California is currently the best place in the world for
aggressive risk-taking entrepreneurs in the Information Age. The
technical, social and economic supernova that is exploding on the
Internet will impact California and the world generally, by orders
of magnitude more than the prior micro-computer revolution which
laid the groundwork. We are at the gravitational center of this new
world, since we have strategically placed networks of key people
in: 1. entertainment; 2. communications; 3. computers and
electronics; 4. transportation; 5. higher education; and 6. venture
capital investment.
What evidence supports these contentions? Job growth in
California is booming in the Silicon Valley, home to some of the
most spectacular Initial Public Offerings the stock market has ever
seen.
Non-farm employment growth was 5.7 percent in San Jose and 3.8
percent in San Francisco in 1996. Such rapid expansion is
especially remarkable in San Francisco because there is no open
space for easy development. Although the hottest places are in the
Bay Area, stretching from Stanford to Berkeley, other hot spots
include Westwood, Irvine and La Jolla, not coincidentally, we
conjecture, because of UC campus spillovers. (Freeway gridlock, of
course, is a negative indicator of this boom in employment and rise
in peninsula commuting.) Real estate prices are skyrocketing,
reflecting extremely low vacancy rates for apartment rentals, home
ownership and commercial office space. Personal income tax revenues
in California are rising sharply, led by large bonuses received by
relatively young workers at new media companies.

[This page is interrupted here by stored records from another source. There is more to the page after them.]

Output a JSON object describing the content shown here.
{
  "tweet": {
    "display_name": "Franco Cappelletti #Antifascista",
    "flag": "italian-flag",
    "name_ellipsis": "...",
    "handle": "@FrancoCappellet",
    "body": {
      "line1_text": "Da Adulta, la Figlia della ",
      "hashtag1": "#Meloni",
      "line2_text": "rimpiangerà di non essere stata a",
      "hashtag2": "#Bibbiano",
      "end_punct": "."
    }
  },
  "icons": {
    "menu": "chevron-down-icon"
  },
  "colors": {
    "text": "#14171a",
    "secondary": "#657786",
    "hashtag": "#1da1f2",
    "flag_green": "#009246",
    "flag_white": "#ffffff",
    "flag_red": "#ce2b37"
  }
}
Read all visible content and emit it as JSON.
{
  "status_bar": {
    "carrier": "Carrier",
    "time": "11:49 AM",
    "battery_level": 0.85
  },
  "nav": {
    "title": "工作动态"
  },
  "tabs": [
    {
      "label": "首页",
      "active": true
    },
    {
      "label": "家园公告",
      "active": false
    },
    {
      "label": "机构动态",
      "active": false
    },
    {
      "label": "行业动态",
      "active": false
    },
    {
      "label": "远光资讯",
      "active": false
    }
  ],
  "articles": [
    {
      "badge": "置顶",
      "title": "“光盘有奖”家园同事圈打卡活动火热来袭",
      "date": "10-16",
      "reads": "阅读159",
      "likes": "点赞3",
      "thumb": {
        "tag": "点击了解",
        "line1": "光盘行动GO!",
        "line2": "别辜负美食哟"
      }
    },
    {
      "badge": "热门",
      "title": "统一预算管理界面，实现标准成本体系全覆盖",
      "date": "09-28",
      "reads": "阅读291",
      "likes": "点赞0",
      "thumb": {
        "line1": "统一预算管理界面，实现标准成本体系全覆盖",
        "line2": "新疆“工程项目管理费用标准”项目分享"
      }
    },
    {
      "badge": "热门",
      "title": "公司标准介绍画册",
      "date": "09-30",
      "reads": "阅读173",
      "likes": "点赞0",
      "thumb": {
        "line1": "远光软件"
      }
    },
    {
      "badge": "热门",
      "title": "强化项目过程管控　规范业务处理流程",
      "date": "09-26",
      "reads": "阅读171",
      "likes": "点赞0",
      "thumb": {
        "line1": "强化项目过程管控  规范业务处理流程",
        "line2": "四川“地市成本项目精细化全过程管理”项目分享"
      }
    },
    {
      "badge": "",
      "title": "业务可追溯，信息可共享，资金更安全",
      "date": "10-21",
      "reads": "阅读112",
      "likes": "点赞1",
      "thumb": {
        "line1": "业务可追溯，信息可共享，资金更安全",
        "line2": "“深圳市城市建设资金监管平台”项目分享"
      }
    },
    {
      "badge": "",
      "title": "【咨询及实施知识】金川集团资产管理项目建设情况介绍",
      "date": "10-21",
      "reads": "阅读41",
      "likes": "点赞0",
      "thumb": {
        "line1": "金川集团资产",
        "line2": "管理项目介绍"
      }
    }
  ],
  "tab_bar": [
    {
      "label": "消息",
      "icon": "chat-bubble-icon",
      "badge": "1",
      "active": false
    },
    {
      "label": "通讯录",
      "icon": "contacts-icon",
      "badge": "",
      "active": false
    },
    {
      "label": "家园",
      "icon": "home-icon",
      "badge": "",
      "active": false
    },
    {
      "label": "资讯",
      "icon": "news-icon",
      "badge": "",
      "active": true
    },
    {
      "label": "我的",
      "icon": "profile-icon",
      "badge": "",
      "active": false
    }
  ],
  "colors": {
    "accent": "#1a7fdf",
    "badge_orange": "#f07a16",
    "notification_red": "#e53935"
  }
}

If the short-term outlook is very optimistic, is the same true
for the long-term outlook? Will the World Wide Web strengthen or
weaken California’s global competitiveness? Will California lose
competitive advantage to places that are far removed but well
connected? The opposite seems to be happening at this moment in
time: If you are not physically right here – in the world’s hottest
deal-making place – you risk being left out of the next round of
new ventures. Currently a crush of people are on their way to San
Jose, not the other way around. The challenge facing California is
to rechannel some of the energy from the current technological
flash to provide forward momentum in the decades ahead.